Objectives of the PCI:
• To help newspapers to maintain their independence.
• To build up a code of conduct for newspapers and journalists in accordance with high professional standards.
• To ensure on the part of newspapers and journalists the maintenance of high standards of public taste and foster a due sense of both the rights and responsibilities of citizenship.
• To encourage the growth of a sense of responsibility and public service among all those engaged in the profession of journalism.
• To keep under review any development likely to restrict the supply and dissemination of news of public interest and importance.
• To keep under review such cases of assistance received by any newspaper or news agency in India from foreign sources, as are referred to it by the central government.
The Council discharges its functions through adjudication on complaint cases received by it, either against the press for violation of journalistic ethics or by the press for interference with its freedom.

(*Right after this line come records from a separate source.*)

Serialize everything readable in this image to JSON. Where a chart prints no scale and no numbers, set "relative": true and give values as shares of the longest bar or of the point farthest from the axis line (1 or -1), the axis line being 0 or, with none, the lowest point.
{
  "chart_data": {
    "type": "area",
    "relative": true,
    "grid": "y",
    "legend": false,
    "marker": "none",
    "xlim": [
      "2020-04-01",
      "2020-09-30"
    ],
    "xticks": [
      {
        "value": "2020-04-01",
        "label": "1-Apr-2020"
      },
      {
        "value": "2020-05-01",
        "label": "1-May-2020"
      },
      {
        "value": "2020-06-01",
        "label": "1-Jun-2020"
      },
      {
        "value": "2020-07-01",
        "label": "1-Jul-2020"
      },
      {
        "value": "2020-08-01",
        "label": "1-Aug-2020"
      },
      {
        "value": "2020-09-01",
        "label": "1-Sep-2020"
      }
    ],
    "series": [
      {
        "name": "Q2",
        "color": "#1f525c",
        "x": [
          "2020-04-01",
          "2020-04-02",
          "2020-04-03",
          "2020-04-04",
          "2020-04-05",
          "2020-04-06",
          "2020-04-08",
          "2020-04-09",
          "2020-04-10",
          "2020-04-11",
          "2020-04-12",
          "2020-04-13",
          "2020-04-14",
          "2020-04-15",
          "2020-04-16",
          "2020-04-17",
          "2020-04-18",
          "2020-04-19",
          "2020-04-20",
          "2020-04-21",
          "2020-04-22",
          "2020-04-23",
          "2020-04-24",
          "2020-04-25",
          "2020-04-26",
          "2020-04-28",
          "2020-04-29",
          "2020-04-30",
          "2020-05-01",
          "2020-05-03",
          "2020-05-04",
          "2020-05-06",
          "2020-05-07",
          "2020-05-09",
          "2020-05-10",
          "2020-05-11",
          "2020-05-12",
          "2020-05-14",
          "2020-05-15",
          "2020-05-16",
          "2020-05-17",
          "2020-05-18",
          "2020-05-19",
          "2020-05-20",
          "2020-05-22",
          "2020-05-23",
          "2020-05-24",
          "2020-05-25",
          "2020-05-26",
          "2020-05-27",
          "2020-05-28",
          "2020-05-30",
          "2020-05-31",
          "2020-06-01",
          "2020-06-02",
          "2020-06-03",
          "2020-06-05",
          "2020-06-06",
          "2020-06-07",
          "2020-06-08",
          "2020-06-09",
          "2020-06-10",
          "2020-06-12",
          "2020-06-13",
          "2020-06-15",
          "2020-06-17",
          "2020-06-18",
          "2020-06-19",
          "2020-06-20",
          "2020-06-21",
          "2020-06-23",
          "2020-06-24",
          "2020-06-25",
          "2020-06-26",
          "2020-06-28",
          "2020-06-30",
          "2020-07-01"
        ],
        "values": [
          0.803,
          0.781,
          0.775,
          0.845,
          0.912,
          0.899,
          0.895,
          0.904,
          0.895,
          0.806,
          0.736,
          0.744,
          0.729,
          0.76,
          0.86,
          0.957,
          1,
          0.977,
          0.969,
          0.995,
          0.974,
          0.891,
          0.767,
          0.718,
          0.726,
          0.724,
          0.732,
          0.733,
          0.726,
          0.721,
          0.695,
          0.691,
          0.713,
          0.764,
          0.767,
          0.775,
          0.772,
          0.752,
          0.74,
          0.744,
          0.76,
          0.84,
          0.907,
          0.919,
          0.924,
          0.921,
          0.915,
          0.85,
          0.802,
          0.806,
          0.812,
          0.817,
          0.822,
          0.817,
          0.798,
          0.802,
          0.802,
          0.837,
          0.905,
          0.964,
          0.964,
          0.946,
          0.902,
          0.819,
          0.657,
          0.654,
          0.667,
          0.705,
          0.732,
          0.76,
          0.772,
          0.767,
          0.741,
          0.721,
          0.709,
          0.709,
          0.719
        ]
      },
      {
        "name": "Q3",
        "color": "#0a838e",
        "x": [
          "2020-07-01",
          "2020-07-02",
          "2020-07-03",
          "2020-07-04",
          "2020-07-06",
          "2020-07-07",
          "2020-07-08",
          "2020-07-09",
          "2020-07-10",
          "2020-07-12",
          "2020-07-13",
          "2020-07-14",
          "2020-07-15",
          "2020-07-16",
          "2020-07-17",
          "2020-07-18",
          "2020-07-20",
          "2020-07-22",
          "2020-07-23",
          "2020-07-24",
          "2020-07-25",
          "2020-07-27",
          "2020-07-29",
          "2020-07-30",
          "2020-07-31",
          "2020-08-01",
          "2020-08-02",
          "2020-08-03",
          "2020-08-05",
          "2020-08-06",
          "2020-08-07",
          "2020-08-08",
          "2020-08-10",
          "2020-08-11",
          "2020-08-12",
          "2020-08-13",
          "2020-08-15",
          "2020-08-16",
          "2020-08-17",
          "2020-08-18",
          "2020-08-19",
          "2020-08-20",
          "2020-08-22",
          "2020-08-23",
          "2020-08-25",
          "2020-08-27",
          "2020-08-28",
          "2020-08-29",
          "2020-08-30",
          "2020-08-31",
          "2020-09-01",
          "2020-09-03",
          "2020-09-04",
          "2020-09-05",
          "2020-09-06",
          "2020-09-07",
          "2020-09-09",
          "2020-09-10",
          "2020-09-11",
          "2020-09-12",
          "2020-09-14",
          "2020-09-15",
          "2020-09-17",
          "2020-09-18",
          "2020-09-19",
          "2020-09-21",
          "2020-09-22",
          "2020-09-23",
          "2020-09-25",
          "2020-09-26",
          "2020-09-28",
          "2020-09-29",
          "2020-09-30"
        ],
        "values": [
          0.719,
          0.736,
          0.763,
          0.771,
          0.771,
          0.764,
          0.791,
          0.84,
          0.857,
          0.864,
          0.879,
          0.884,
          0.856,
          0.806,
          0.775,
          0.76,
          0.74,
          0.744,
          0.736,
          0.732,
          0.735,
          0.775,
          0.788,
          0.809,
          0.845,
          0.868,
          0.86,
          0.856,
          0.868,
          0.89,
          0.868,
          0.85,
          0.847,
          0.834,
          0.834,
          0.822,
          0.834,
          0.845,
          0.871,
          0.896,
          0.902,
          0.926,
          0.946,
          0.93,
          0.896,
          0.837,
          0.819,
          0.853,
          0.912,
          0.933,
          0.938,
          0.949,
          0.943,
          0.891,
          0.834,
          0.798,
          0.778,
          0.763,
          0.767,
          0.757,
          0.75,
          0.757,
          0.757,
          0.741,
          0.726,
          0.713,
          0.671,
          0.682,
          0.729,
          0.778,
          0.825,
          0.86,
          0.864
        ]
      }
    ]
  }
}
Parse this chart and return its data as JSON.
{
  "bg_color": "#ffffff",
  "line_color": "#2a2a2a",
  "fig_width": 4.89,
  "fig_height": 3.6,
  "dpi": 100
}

Where the Council is satisfied, after inquiry, that a newspaper or a news agency has violated the standards of journalistic ethics or public taste or that an editor or working journalist has committed any professional misconduct, the Council may warn, admonish or censure them or disapprove of their conduct. The Council is also empowered to make observations as it may think fit in respect of the conduct of any authority, including government, for interfering with the freedom of the press. The decisions of the Council are final and cannot be questioned in any court of law except by way of writ under relevant Article of the constitution.
The Council being a body set up under an Act of Parliament gets a substantial part of its fund by way of grants-in-aid from the central government, after due appropriation by the Parliament, as also it has its own funds by way of the fee collected from newspapers on a graded structure and other receipts.